Line a 6-inch pan with parchment paper and butter the parchment and the side of the pan. Set aside.
In a large mixing bowl, with a hand mixer, mix eggs, butter, and sugar until all ingredients are combined and creamy, about 2 minutes
Add cream, oil, and vanilla extract. Mix until all incorporated. You will have a smooth texture
In a separate bowl, whisk together flour, baking powder, and salt. Add the sprinkles to the flour and mix until all sprinkles are coated.
Slowly add the flour mixture to the egg mixture. Mix until all incorporated, and you don't see any more dry flour, but do not over mix. I prefer to use a whisk or large spatula for this step so I don’t overmix.
Pour half the mixture into a prepared 6-inch cake pan, and keep the remaining in the fridge
Cook in the air fryer on manual at 320℉ for 15 to 18 minutes or until the cake is nice and golden. A good check to know the cake is done is to insert a toothpick. If it comes out clean the cake is done.
Cool off for a few minutes in the air fryer basket, then transfer the pan to a cooling rack. Remove the cake from the pan and pull the parchment paper off.
Cook your remaining batter as above.
Let the cake cool completely before icing.
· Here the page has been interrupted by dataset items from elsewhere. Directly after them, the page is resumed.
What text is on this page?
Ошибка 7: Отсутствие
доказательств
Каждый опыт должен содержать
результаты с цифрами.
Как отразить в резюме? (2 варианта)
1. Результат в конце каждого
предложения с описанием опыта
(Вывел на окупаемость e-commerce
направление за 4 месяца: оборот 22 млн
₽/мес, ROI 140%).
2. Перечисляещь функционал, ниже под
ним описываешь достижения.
Use your favorite vanilla buttercream to ice the cake once it is completely cooled.
Serve and Enjoy!
Notes
This batter makes enough for 2 cakes in a 6-inch pan. I only have one pan, but if you have 2 you can prepare both and keep the second one in the fridge until ready to bake.
I would not suggest cooking both at the same time. I have noticed they bake more evenly when doing one at a time.